Black Hat 2015: Russia blamed for Pentagon hack

LAS VEGAS – Earlier today NBC News reported that anonymous sources said the recent email outage at the Pentagon is due to an attack launched by actors believed to be operating out of Russia.

Given the attention this story has gotten here at Black Hat and in some parts of DEF CON, it’s worth a quick write-up outside of the normal live updates.

The basic story is that anonymous U.S. officials told NBC News that sometime around July 25, Russia launched a “sophisticated cyberattack” against the unclassified email system used by the Pentagon’s Joint Chiefs of Staff.

As a result, the email system has been offline for nearly two weeks, and the incident is said to have impacted 4,000 employees.

Everyone has weighed in on this. Most of the mass media has their spin doctors working overtime to talk about the spooky attack and how advanced it must have been to have worked against the Pentagon.

“Sources tell NBC News that it appears the cyberattack relied on some kind of automated system that rapidly gathered massive amounts of data and within a minute distributed all the information to thousands of accounts on the Internet. The officials also report the suspected Russian hackers coordinated the sophisticated cyberassault via encrypted accounts on social media,” NBC’s report states.

Some kind of automated system? You mean they used a script to locate and dump email attachments and other data? How is that sophisticated?
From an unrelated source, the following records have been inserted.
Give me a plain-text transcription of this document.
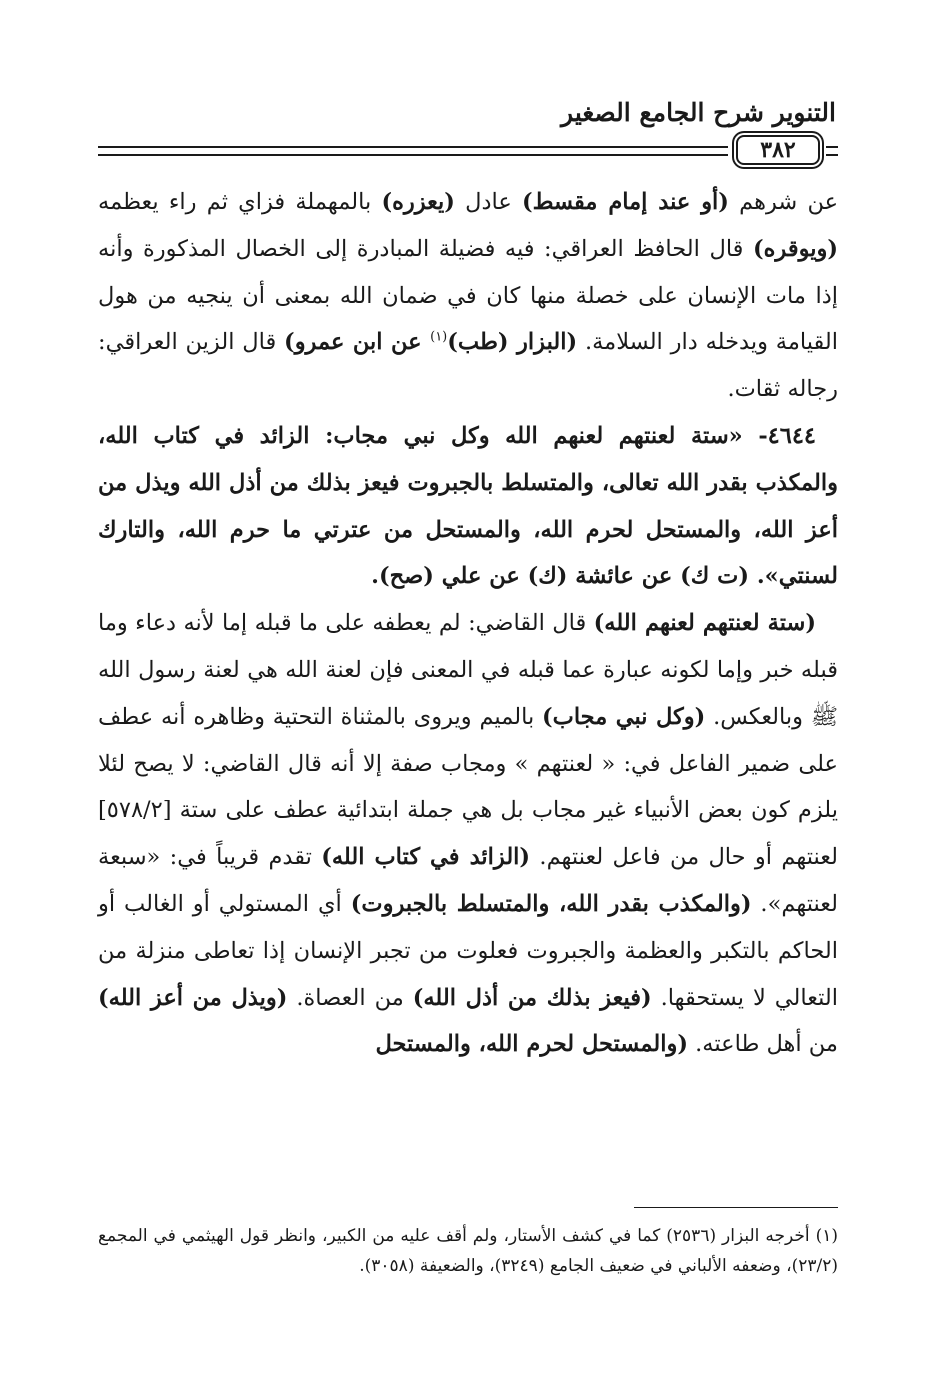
التنوير شرح الجامع الصغير
٣٨٢

عن شرهم (أو عند إمام مقسط) عادل (يعزره) بالمهملة فزاي ثم راء يعظمه (ويوقره) قال الحافظ العراقي: فيه فضيلة المبادرة إلى الخصال المذكورة وأنه إذا مات الإنسان على خصلة منها كان في ضمان الله بمعنى أن ينجيه من هول القيامة ويدخله دار السلامة. (البزار (طب)$^{(١)}$ عن ابن عمرو) قال الزين العراقي: رجاله ثقات.

٤٦٤٤- «ستة لعنتهم لعنهم الله وكل نبي مجاب: الزائد في كتاب الله، والمكذب بقدر الله تعالى، والمتسلط بالجبروت فيعز بذلك من أذل الله ويذل من أعز الله، والمستحل لحرم الله، والمستحل من عترتي ما حرم الله، والتارك لسنتي». (ت ك) عن عائشة (ك) عن علي (صح).

(ستة لعنتهم لعنهم الله) قال القاضي: لم يعطفه على ما قبله إما لأنه دعاء وما قبله خبر وإما لكونه عبارة عما قبله في المعنى فإن لعنة الله هي لعنة رسول الله ﷺ وبالعكس. (وكل نبي مجاب) بالميم ويروى بالمثناة التحتية وظاهره أنه عطف على ضمير الفاعل في: « لعنتهم » ومجاب صفة إلا أنه قال القاضي: لا يصح لئلا يلزم كون بعض الأنبياء غير مجاب بل هي جملة ابتدائية عطف على ستة [٥٧٨/٢] لعنتهم أو حال من فاعل لعنتهم. (الزائد في كتاب الله) تقدم قريباً في: «سبعة لعنتهم». (والمكذب بقدر الله، والمتسلط بالجبروت) أي المستولي أو الغالب أو الحاكم بالتكبر والعظمة والجبروت فعلوت من تجبر الإنسان إذا تعاطى منزلة من التعالي لا يستحقها. (فيعز بذلك من أذل الله) من العصاة. (ويذل من أعز الله) من أهل طاعته. (والمستحل لحرم الله، والمستحل

(١) أخرجه البزار (٢٥٣٦) كما في كشف الأستار، ولم أقف عليه من الكبير، وانظر قول الهيثمي في المجمع (٢٣/٢)، وضعفه الألباني في ضعيف الجامع (٣٢٤٩)، والضعيفة (٣٠٥٨).
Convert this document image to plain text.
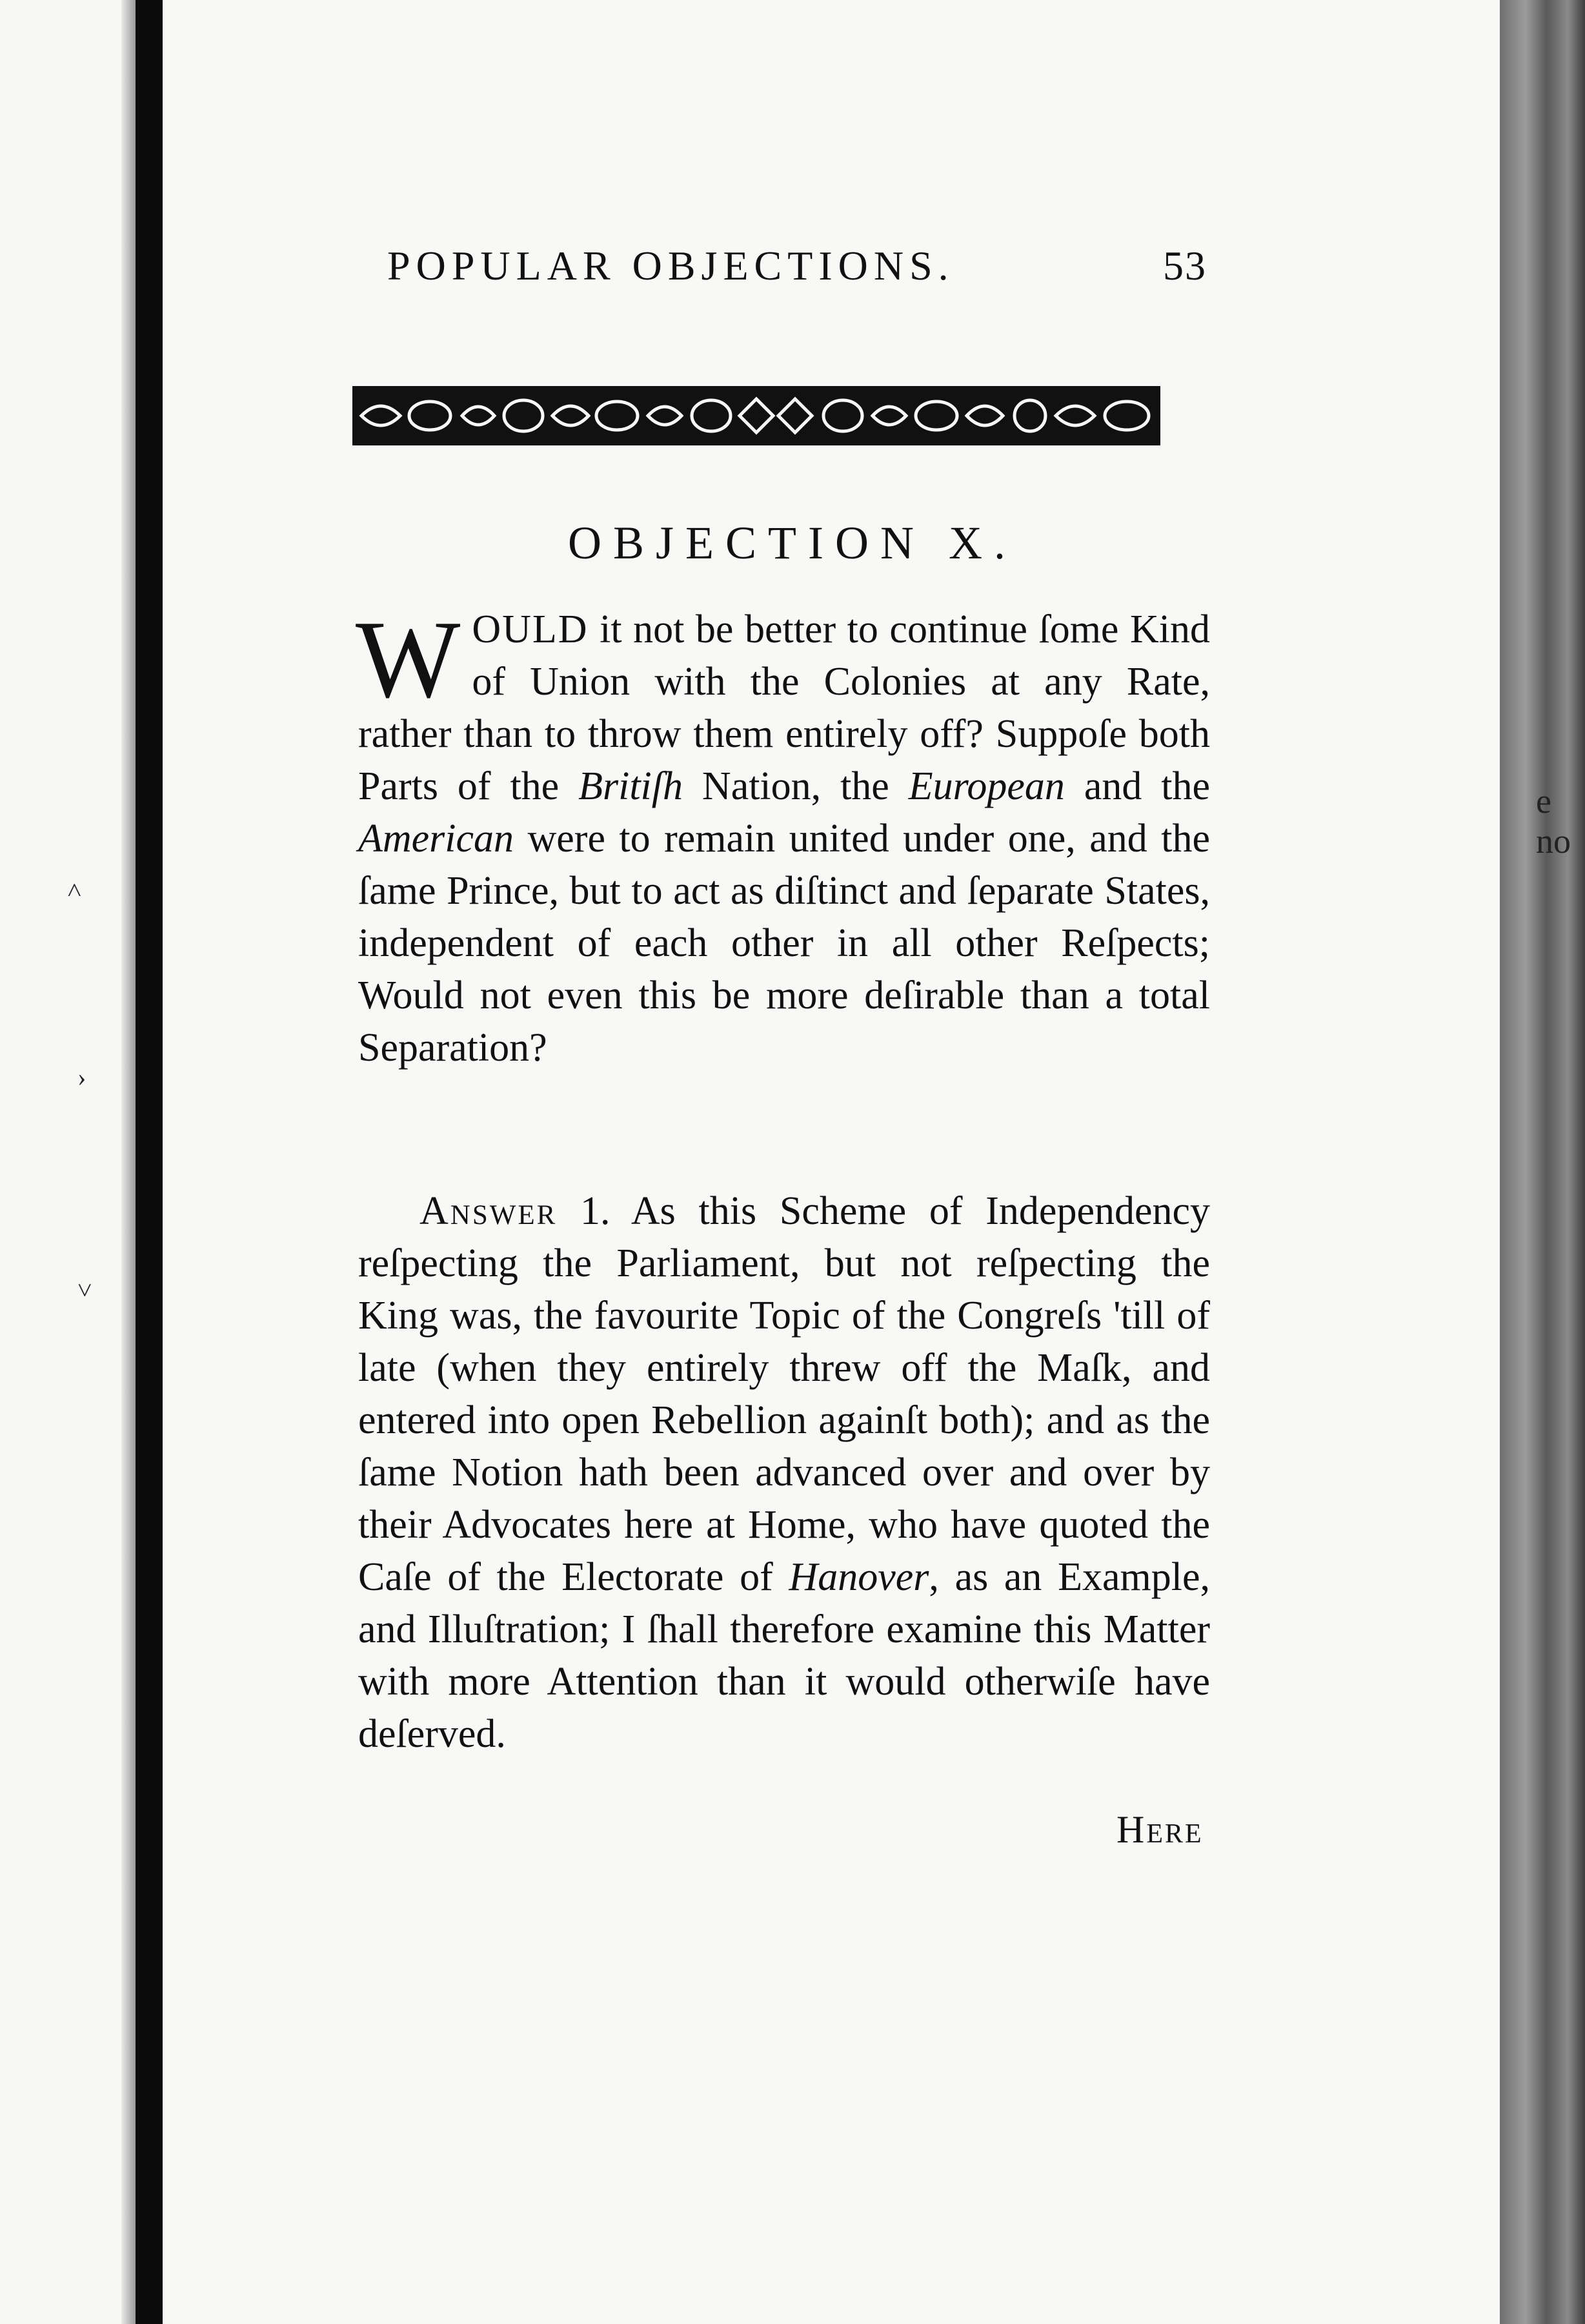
˄
›
˅
e no
POPULAR OBJECTIONS.	53
OBJECTION X.

WOULD it not be better to continue ſome Kind of Union with the Colonies at any Rate, rather than to throw them entirely off? Suppoſe both Parts of the Britiſh Nation, the European and the American were to remain united under one, and the ſame Prince, but to act as diſtinct and ſeparate States, independent of each other in all other Reſpects; Would not even this be more deſirable than a total Separation?

Answer 1. As this Scheme of Independency reſpecting the Parliament, but not reſpecting the King was, the favourite Topic of the Congreſs 'till of late (when they entirely threw off the Maſk, and entered into open Rebellion againſt both); and as the ſame Notion hath been advanced over and over by their Advocates here at Home, who have quoted the Caſe of the Electorate of Hanover, as an Example, and Illuſtration; I ſhall therefore examine this Matter with more Attention than it would otherwiſe have deſerved.

Here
Encrypted social media? Will this be another point of argument in the war on encryption? Are we now going to hear about how criminals use encrypted tweets and IMs to control massive waves of attacks on government email?

In a statement emailed to Salted Hash, Richard Blech, CEO and Co-Founder of Secure Channels, said:

“In this cyber war, Russia is one of the more sophisticated bad actors. The Russians clearly knew what they were looking for, which implies this was a precision attack. The hackers gathered highly sensitive data in a very short time. Considering the high level target, this is just a small piece of the bigger puzzle that should be leaving everyone alarmed. The officials are stressing (or protesting) that no classified data was seized or compromised, this data still came from the Joint Chief of Staff Office”

There is nothing in the NBC News report that supports any of this. No one knows how the hack happened (I call dibs on Phishing), who did it, or why. And if the Pentagon knows what was taken, they’re not talking.

So how sensitive could this data be?

It’s an unclassified email network at the Pentagon. The bulk of the email compromised is more likely to be spam and poorly written jokes between staff, than secret plans. The issue is that some of those emails could contain credentials, both to internal services and external services (think email, Facebook, etc.). If so, that’s a problem, but we don’t know for sure.

Moreover, aside from the reactionary shutdown of the email network, it isn’t clear what the Pentagon has done to recover from this incident.

Defense Department spokeswoman Lt. Col. Valerie Henderson issued a statement to the media, which the Register first published earlier this afternoon.

“Joint Staff unclassified networks for all users are currently down. We continue to identify and mitigate cybersecurity risks across our networks. With those goals in mind, we have taken the Joint Staff network down and continue to investigate. Our top priority is to restore services as quickly as possible. As a matter of policy and for operational security reasons, we do not comment on the details of cyber incidents or attacks against our networks.”

Again, this is the only official statement. Everything else, including the immediate blame on Russia, can’t be verified.